Aquí Sayyid es uno más, sólo una gota en ese océano. Su historia, con todos sus fracasos a cuestas y su miseria mal digerida, con la marcha de Azza, el amor de su vida, con la muerte de sus padres, con su decisión de servir a la causa más pura del Profeta, con su equipo de fútbol, con las humillaciones padecidas, con su trabajo y su futuro cercenados, es una más de esas historias que vagan por la Gran Vía, tanto como su rostro es uno más de esos rostros cuyo origen se pierde a miles de kilómetros de distancia y a siglos de profundidad en el tiempo.

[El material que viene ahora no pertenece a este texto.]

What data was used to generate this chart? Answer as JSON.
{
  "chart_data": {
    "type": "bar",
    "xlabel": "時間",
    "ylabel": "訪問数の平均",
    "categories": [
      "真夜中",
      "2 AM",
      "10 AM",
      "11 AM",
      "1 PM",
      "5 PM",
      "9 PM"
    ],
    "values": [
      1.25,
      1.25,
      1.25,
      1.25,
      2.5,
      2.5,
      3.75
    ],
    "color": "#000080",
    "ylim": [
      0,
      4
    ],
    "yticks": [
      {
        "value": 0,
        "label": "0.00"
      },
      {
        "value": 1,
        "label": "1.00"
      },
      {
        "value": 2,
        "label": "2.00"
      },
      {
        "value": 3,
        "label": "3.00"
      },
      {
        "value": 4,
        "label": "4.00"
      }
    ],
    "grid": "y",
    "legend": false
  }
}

Es una historia de extranjero extracomunitario extrahumano.

Se vuelve a preguntar qué lugar es ése y qué hace él en él. Y aunque no lo será luego, ahora es un hombre limpio y luminoso, en armonía con su inocencia perdida, y se siente un azote, un arma y un enviado. Leyó una vez en un libro algo sobre un ser sobrenatural y puro que pasaba por el aire desplegando su invisible mensaje. Ése era sin duda Sayyid, en aquel instante, en la Gran Vía.

Toda esa gente le recuerda a la Babilonia pecadora de las leyendas sagradas, gente alejada de Dios, aunque no toda de modo absoluto, claro, pero de los creyentes que mueren ya se encargará Dios de salvarlos. Es complicada la dialéctica (porque no hay que olvidar que Sayyid ha leído a Marx) entre lo humano y lo divino, y sobre todo la dialéctica acerca de cuándo conviene que lo humano prime por encima de lo divino como estrategia para que el nombre de Allah prevalezca. Alguien le dijo una vez, entre bromas y veras, que aquello es en realidad el martirio, un camino torcido para llegar a Dios. Para gente como él o como Alí, o Eddin, o Serhane, hay que purificar y purificarse por el fuego. «¡Pero ésas son tonterías bíblicas!», le oía decir a su padre cuando en su adolescencia hablaban en casa de estos asuntos y de los hermanos. «La pureza está en el alma y en la mirada», concluía su padre. No —se contesta Gamal ahora, en la Gran Vía, sudoroso y agotado en su calle-expiación—, no basta, ha de haber un signo, un escarmiento, pagar la humillación, ha de haber un precio y ha de ser elevado. Le habría gustado decir esto a su padre en vida. Se lo dice ahora, ya muerto, allá donde esté flotando.